The reviewer's remarks on Ads to Icons: How Advertising Succeeds in a Multimedia Age (Books, June 22) illustrates the danger of skimming, not reading, a book.

Winston Fletcher misrepresented the book's subject, thesis and purpose. The subject is overlapping modes of advertising, marketing and marketing communications, which includes digital advertising. The book maps recent shifts in method, from "push" to "pull" communications worldwide - it isn't a history text on British advertising.

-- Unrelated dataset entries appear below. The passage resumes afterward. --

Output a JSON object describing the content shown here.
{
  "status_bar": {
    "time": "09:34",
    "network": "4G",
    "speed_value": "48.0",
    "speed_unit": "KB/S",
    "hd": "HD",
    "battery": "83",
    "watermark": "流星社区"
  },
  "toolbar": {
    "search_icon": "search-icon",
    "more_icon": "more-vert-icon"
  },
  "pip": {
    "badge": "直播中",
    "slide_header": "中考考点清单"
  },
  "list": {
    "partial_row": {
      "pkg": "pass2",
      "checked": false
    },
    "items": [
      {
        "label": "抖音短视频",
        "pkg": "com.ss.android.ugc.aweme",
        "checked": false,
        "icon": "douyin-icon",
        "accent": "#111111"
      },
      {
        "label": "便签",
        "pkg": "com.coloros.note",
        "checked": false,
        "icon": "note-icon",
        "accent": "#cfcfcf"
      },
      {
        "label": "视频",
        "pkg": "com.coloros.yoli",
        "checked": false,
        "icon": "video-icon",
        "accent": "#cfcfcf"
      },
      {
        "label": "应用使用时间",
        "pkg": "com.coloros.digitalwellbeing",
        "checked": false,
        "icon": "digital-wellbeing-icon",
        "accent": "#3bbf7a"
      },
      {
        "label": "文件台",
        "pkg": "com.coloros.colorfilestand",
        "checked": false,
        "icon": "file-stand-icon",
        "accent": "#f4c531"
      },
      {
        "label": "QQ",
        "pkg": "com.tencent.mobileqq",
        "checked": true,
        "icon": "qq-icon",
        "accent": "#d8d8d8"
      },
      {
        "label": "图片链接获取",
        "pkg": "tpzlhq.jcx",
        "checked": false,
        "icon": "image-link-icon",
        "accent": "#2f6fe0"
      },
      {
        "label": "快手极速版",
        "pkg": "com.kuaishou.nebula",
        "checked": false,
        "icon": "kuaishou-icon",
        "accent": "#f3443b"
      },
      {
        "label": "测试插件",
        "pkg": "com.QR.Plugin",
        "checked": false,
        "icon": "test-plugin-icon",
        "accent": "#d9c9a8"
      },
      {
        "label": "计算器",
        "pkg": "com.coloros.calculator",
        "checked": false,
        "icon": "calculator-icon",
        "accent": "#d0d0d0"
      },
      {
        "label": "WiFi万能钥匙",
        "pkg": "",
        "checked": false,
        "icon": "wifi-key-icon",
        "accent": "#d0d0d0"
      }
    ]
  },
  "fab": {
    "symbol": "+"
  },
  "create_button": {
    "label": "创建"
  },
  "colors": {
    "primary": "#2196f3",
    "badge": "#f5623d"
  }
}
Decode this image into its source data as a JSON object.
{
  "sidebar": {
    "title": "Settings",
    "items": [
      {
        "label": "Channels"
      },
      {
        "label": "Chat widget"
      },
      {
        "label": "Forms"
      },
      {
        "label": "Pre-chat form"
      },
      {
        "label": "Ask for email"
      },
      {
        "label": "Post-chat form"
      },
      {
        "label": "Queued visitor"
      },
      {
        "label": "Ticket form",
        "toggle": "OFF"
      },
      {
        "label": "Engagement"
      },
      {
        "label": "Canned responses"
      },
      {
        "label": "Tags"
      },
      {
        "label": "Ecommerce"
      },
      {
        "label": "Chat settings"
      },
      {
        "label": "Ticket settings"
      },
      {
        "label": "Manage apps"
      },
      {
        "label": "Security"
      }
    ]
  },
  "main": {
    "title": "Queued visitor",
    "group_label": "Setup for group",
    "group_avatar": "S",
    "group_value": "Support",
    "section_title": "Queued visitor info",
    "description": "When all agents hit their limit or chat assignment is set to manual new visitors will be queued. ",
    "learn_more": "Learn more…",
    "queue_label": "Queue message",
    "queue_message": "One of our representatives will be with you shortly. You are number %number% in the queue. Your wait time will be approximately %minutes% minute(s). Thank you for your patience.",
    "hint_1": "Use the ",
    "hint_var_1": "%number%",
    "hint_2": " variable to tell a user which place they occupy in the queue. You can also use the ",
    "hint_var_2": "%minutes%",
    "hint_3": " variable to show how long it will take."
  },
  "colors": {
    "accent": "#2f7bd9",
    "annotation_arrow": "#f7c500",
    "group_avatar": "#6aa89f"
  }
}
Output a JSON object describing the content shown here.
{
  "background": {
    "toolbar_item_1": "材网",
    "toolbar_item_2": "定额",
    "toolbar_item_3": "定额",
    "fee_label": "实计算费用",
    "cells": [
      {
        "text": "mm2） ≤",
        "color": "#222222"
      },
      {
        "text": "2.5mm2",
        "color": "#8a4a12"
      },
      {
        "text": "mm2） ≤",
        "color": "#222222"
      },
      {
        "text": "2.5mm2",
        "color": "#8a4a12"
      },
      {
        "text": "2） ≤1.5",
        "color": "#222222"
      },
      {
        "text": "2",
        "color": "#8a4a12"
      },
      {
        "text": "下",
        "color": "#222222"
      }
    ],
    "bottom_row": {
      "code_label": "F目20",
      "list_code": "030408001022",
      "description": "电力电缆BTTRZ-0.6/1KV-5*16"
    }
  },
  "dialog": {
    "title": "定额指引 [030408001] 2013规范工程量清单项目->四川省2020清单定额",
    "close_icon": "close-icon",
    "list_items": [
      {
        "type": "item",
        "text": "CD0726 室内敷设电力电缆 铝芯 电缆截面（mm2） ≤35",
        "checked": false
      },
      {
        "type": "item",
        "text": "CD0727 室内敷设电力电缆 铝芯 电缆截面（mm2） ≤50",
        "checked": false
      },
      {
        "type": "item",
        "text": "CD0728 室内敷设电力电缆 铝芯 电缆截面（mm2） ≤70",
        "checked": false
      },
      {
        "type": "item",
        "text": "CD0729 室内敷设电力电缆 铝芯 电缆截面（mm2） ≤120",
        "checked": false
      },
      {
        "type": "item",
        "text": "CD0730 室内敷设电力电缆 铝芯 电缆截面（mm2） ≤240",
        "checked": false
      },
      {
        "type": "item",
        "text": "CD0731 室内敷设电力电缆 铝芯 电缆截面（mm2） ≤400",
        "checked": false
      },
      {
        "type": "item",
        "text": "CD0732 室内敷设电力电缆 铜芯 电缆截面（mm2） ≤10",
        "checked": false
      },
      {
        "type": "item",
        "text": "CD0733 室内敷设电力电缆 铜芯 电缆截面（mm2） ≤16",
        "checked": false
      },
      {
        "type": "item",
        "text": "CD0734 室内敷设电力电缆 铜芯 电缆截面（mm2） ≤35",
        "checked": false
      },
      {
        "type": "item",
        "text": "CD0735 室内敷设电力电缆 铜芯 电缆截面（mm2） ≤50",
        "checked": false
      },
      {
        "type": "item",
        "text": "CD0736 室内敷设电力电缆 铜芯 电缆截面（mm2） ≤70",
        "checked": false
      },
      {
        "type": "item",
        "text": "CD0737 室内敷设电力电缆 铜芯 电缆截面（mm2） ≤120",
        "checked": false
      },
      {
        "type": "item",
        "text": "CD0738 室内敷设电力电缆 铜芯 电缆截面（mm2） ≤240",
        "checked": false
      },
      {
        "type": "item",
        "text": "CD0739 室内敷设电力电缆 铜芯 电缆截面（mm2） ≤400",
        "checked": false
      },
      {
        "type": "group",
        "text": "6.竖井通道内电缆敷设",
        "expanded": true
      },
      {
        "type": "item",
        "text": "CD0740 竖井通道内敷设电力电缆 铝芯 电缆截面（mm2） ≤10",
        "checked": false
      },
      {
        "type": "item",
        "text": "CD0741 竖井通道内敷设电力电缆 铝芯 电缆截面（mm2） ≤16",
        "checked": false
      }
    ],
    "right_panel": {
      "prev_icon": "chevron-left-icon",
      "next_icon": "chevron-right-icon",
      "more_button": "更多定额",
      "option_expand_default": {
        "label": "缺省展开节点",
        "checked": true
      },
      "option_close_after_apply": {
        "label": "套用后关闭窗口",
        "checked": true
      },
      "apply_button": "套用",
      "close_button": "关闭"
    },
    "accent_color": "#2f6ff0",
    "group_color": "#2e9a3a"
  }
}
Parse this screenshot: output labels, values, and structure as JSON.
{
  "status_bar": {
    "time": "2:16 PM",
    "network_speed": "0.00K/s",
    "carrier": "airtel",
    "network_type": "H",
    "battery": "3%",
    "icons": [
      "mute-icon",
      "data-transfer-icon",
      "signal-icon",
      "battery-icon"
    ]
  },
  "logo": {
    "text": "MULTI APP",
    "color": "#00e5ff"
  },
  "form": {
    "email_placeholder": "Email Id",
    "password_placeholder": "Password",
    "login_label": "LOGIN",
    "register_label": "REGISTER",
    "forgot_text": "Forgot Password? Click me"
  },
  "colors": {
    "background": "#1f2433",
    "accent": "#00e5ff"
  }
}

The book was informed by over 50 of the world's leading current practitioners, so perspectives and examples are grounded. Leverhulme's much-cited quote was included because it is widely used shorthand that questions effectiveness in advertising. The 17.65 per cent "commission line" mentioned by the reviewer applied to the UK industry only.

The book's 50 cases were selected in consultation with eminent advertisers in the US, Asia and Britain. Case sketches were written with each campaign team to explain creative decisions and media choice. The book defines "icons" as benchmarks of current practices, and the book's structure is explained in a section entitled "How to use this book".

I would be honoured to claim what the review called an "awesome misunderstanding" between marketing and marketing communications, but many other books on convergence got there first. That's why marketing texts can appear on advertising reading lists, and pitches can involve marketing, branding and advertising agencies competing for the same work. Practitioners today cannot afford a closed view of separate practices.

On "mistakes", the inaccuracies highlighted from the reviewer's uncorrected proofs were corrected, but the image illustrating the review has nothing whatsoever to do with the book wrong type of advertising.